Ringfort (Rath), Balnavine, Co. Westmeath
Co. Westmeath |
Ringforts
On a hillside in County Westmeath, just below the summit and facing south-east, there is an earthwork that has never quite made up its mind about what it is.
Roughly 45 metres across, it presents itself as a ringfort, one of the thousands of circular enclosures built across Ireland during the early medieval period as farmsteads or defended homesteads. But something about its layout gives archaeologists pause.

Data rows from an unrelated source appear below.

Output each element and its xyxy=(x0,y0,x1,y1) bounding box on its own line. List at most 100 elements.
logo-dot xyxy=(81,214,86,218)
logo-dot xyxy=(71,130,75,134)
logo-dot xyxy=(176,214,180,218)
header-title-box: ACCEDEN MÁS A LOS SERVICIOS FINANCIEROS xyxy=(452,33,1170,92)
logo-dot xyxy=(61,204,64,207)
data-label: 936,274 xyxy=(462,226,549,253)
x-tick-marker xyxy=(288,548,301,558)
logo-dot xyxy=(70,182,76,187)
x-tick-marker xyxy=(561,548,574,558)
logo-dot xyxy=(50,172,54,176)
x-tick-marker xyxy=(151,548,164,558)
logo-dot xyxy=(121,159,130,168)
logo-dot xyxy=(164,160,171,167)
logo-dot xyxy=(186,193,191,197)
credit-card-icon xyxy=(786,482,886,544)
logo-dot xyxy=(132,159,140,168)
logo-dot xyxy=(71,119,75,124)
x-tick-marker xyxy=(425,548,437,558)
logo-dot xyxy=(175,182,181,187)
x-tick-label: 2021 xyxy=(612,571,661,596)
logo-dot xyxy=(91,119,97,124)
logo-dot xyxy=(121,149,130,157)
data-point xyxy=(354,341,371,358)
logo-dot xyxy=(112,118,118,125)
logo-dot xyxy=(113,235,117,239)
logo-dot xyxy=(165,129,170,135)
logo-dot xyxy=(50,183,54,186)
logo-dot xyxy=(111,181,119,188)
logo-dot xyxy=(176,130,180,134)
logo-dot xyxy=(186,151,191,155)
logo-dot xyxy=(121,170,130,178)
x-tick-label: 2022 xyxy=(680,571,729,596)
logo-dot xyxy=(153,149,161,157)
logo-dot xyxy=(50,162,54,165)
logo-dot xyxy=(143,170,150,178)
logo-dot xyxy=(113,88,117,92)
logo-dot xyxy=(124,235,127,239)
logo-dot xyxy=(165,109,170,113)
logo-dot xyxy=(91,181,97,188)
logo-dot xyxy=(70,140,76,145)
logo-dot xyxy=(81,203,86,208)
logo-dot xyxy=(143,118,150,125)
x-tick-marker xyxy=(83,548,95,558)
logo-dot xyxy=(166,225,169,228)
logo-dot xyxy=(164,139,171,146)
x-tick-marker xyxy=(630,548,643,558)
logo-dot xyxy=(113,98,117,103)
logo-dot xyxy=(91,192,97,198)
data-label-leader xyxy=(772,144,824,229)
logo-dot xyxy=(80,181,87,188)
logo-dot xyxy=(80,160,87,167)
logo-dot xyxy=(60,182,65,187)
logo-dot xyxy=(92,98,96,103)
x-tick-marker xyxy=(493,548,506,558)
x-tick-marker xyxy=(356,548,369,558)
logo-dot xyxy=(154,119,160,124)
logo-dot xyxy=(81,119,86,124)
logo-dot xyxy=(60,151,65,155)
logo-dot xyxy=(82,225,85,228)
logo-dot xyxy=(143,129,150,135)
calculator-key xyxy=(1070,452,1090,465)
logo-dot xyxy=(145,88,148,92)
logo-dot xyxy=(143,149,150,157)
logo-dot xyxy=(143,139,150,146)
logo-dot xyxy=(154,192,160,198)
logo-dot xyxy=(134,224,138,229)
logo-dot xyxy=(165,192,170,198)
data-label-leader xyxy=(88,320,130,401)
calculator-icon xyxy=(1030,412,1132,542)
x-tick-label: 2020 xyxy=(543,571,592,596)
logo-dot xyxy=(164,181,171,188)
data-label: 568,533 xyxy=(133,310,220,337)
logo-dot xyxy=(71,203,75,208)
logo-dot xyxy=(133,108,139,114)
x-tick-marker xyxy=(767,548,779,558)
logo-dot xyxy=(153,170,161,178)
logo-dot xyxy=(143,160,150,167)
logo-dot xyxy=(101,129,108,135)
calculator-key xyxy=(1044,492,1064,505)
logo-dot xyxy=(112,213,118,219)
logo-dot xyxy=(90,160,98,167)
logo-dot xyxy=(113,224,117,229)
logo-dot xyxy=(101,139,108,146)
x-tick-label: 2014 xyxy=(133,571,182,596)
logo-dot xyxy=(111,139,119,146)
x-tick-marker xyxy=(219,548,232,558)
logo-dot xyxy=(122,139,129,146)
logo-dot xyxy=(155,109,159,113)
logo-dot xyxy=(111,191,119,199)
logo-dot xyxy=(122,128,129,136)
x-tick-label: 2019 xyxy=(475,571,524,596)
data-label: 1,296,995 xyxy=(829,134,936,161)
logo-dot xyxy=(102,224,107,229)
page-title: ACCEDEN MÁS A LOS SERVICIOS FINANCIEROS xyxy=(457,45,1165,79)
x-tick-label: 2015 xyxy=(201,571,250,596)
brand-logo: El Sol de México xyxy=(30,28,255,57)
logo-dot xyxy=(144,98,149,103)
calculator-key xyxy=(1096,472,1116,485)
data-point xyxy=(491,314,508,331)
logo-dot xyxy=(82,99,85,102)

A standard ringfort is typically defined by a bank and an external fosse, which is simply a ditch dug around the outside of the enclosure for drainage and defence. What makes the Balnavine site unusual is the possible presence of an internal fosse as well, a ditch running along the inside of the bank rather than the outside. That arrangement is more commonly associated with ceremonial or burial monuments than with domestic settlements, and it raises the quiet possibility that this earthwork was never a farmstead at all, but something older or stranger in purpose. A slight depression near the centre of the interior may represent the ghost of a house site, though that reading too remains tentative. The difficulty is practical as much as interpretive: the whole site is heavily overgrown with blackthorn, the dense, thorny scrub that colonises neglected earthworks across Ireland and makes close examination difficult. Whether the inner fosse is really there, or whether the uneven, sloping interior is simply playing tricks, cannot be confirmed without clearance work.